The Rules of Visibility and Data persistency entitlements modules are used to assign what the user is entitled to view,
add, and update.
These entitlements depend on the data values on a transactional
basis, rather than which transactions the user can execute. The rules
are defined in the System Maintenance Security option.
The two types of data level entitlements discussed in this manual, Data persistency entitlements and Rules of Visibility, are closely linked. The Rules of Visibility (RoV) module allows administrators to define what elements and sub-elements
users and user groups can see based on defined constraints. At runtime,
the rules are evaluated at post-transaction, and transaction data
sets are filtered based on the defined rules. For more information
about defining RoV, see the developer documentation.
The Data persistency entitlements module allows administrators to define the elements and sub-elements
that users and user groups can add and update, based on defined constraints.
At run time, the rules are evaluated pre-transaction to determine
if the user has been entitled to add or update the data within the
transaction set based on the defined rules.

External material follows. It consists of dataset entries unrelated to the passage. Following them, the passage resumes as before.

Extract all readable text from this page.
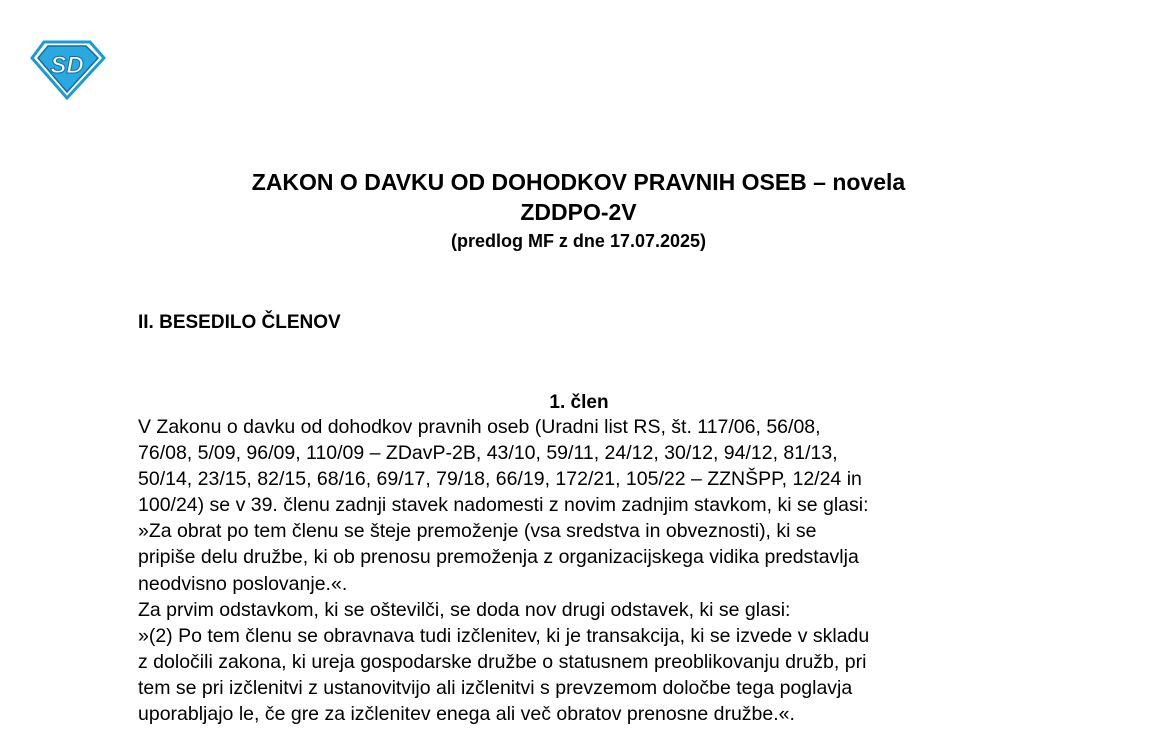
SD
ZAKON O DAVKU OD DOHODKOV PRAVNIH OSEB – novela
ZDDPO-2V
(predlog MF z dne 17.07.2025)
II. BESEDILO ČLENOV
1. člen

V Zakonu o davku od dohodkov pravnih oseb (Uradni list RS, št. 117/06, 56/08,
76/08, 5/09, 96/09, 110/09 – ZDavP-2B, 43/10, 59/11, 24/12, 30/12, 94/12, 81/13,
50/14, 23/15, 82/15, 68/16, 69/17, 79/18, 66/19, 172/21, 105/22 – ZZNŠPP, 12/24 in
100/24) se v 39. členu zadnji stavek nadomesti z novim zadnjim stavkom, ki se glasi:

»Za obrat po tem členu se šteje premoženje (vsa sredstva in obveznosti), ki se
pripiše delu družbe, ki ob prenosu premoženja z organizacijskega vidika predstavlja
neodvisno poslovanje.«.

Za prvim odstavkom, ki se oštevilči, se doda nov drugi odstavek, ki se glasi:

»(2) Po tem členu se obravnava tudi izčlenitev, ki je transakcija, ki se izvede v skladu
z določili zakona, ki ureja gospodarske družbe o statusnem preoblikovanju družb, pri
tem se pri izčlenitvi z ustanovitvijo ali izčlenitvi s prevzemom določbe tega poglavja
uporabljajo le, če gre za izčlenitev enega ali več obratov prenosne družbe.«.
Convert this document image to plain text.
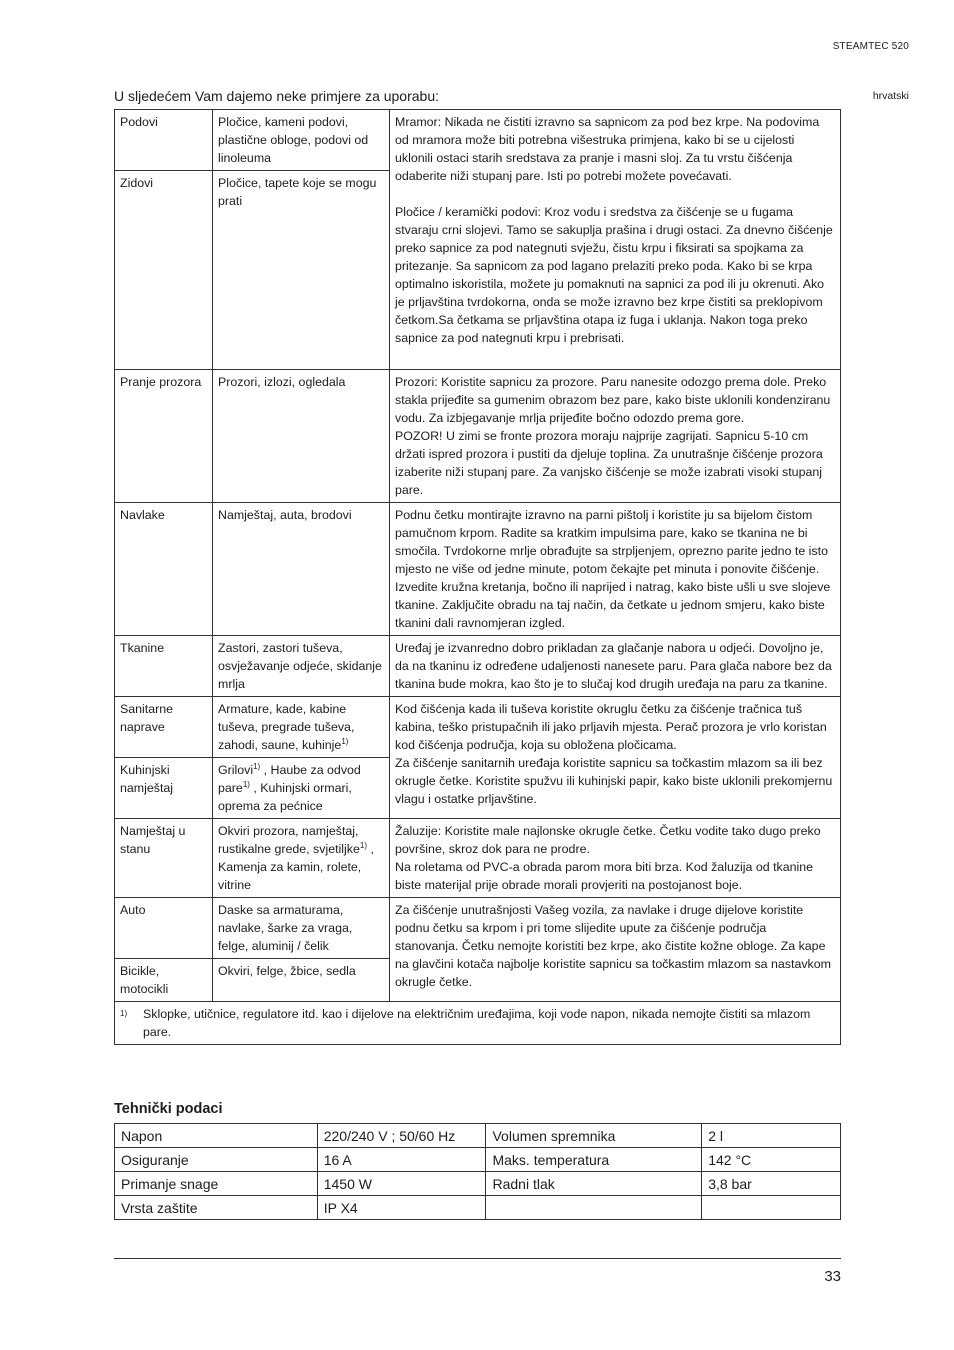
STEAMTEC 520
hrvatski
U sljedećem Vam dajemo neke primjere za uporabu:
Podovi	Pločice, kameni podovi, plastične obloge, podovi od linoleuma	Mramor: Nikada ne čistiti izravno sa sapnicom za pod bez krpe. Na podovima od mramora može biti potrebna višestruka primjena, kako bi se u cijelosti uklonili ostaci starih sredstava za pranje i masni sloj. Za tu vrstu čišćenja odaberite niži stupanj pare. Isti po potrebi možete povećavati.
Pločice / keramički podovi: Kroz vodu i sredstva za čišćenje se u fugama stvaraju crni slojevi. Tamo se sakuplja prašina i drugi ostaci. Za dnevno čišćenje preko sapnice za pod nategnuti svježu, čistu krpu i fiksirati sa spojkama za pritezanje. Sa sapnicom za pod lagano prelaziti preko poda. Kako bi se krpa optimalno iskoristila, možete ju pomaknuti na sapnici za pod ili ju okrenuti. Ako je prljavština tvrdokorna, onda se može izravno bez krpe čistiti sa preklopivom četkom.Sa četkama se prljavština otapa iz fuga i uklanja. Nakon toga preko sapnice za pod nategnuti krpu i prebrisati.

Zidovi	Pločice, tapete koje se mogu prati	
Pranje prozora	Prozori, izlozi, ogledala	Prozori: Koristite sapnicu za prozore. Paru nanesite odozgo prema dole. Preko stakla prijeđite sa gumenim obrazom bez pare, kako biste uklonili kondenziranu vodu. Za izbjegavanje mrlja prijeđite bočno odozdo prema gore.
POZOR! U zimi se fronte prozora moraju najprije zagrijati. Sapnicu 5-10 cm držati ispred prozora i pustiti da djeluje toplina. Za unutrašnje čišćenje prozora izaberite niži stupanj pare. Za vanjsko čišćenje se može izabrati visoki stupanj pare.

Navlake	Namještaj, auta, brodovi	Podnu četku montirajte izravno na parni pištolj i koristite ju sa bijelom čistom pamučnom krpom. Radite sa kratkim impulsima pare, kako se tkanina ne bi smočila. Tvrdokorne mrlje obrađujte sa strpljenjem, oprezno parite jedno te isto mjesto ne više od jedne minute, potom čekajte pet minuta i ponovite čišćenje. Izvedite kružna kretanja, bočno ili naprijed i natrag, kako biste ušli u sve slojeve tkanine. Zaključite obradu na taj način, da četkate u jednom smjeru, kako biste tkanini dali ravnomjeran izgled.
Tkanine	Zastori, zastori tuševa, osvježavanje odjeće, skidanje mrlja	Uređaj je izvanredno dobro prikladan za glačanje nabora u odjeći. Dovoljno je, da na tkaninu iz određene udaljenosti nanesete paru. Para glača nabore bez da tkanina bude mokra, kao što je to slučaj kod drugih uređaja na paru za tkanine.
Sanitarne naprave	Armature, kade, kabine tuševa, pregrade tuševa, zahodi, saune, kuhinje$^{1)}$	Kod čišćenja kada ili tuševa koristite okruglu četku za čišćenje tračnica tuš kabina, teško pristupačnih ili jako prljavih mjesta. Perač prozora je vrlo koristan kod čišćenja područja, koja su obložena pločicama.
Za čišćenje sanitarnih uređaja koristite sapnicu sa točkastim mlazom sa ili bez okrugle četke. Koristite spužvu ili kuhinjski papir, kako biste uklonili prekomjernu vlagu i ostatke prljavštine.

Kuhinjski namještaj	Grilovi$^{1)}$ , Haube za odvod pare$^{1)}$ , Kuhinjski ormari, oprema za pećnice	
Namještaj u stanu	Okviri prozora, namještaj, rustikalne grede, svjetiljke$^{1)}$ , Kamenja za kamin, rolete, vitrine	Žaluzije: Koristite male najlonske okrugle četke. Četku vodite tako dugo preko površine, skroz dok para ne prodre.
Na roletama od PVC-a obrada parom mora biti brza. Kod žaluzija od tkanine biste materijal prije obrade morali provjeriti na postojanost boje.

Auto	Daske sa armaturama, navlake, šarke za vraga, felge, aluminij / čelik	Za čišćenje unutrašnjosti Vašeg vozila, za navlake i druge dijelove koristite podnu četku sa krpom i pri tome slijedite upute za čišćenje područja stanovanja. Četku nemojte koristiti bez krpe, ako čistite kožne obloge. Za kape na glavčini kotača najbolje koristite sapnicu sa točkastim mlazom sa nastavkom okrugle četke.
Bicikle, motocikli	Okviri, felge, žbice, sedla	

1) Sklopke, utičnice, regulatore itd. kao i dijelove na električnim uređajima, koji vode napon, nikada nemojte čistiti sa mlazom pare.		
Tehnički podaci
Napon	220/240 V ; 50/60 Hz	Volumen spremnika	2 l
Osiguranje	16 A	Maks. temperatura	142 °C
Primanje snage	1450 W	Radni tlak	3,8 bar
Vrsta zaštite	IP X4		
33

You can control who sees what and who can add persistent data to
a record using data level entitlements, set though the Rules of Visibility
and access tokens. Data level entitlements are rules that dictate
whether or not a user can view or persist certain sets of data. InfoSphere® MDM
defines two categories of Data persistency entitlements
- Rules of Visibility entitlements, which control the data that a user is allowed
to view based on the defined rules and constraints.
- Data persistency entitlements, which control the data that a user is allowed to add or update
based on the defined rules and constraints.
The use of these two types of entitlements is sometimes referred
to as row and column level security
because both the
instance of data and the type of data is considered. An example of
controlled instance of data would be where one category manager is
not allowed to view a specific categories because those categories
are managed by a different category manager. An example of controlled
type of data would be where a given user is not given permission to
view category relationships and category codes for all categories.InfoSphere MDM
processes entitlements at two levels. The first is at
the database level, which is referred to as Accessibility. For Rules of Visibility
, this provides database-level filtering of data based on access
tokens. The second level is in the data-level entitlements engine.
For Rules of Visibility
this provides post-inquiry filtering of data based on more
complex rules and constraints; for Data persistency entitlements
this ensures that the user is entitled to make adds or updates
to that entity, prior to invoking calls on the database. These two
levels, or mechanisms, should be considered together when deriving
a strategy around data level entitlements. For example, the Accessibility
mechanism can provide a coarse-grained filtering of data that a user
has access to in a high performing manner, followed by additional
filtering by the Rules of Visibility
engine, which applies a more complex logic that is not suited
or possible to contain in database queries.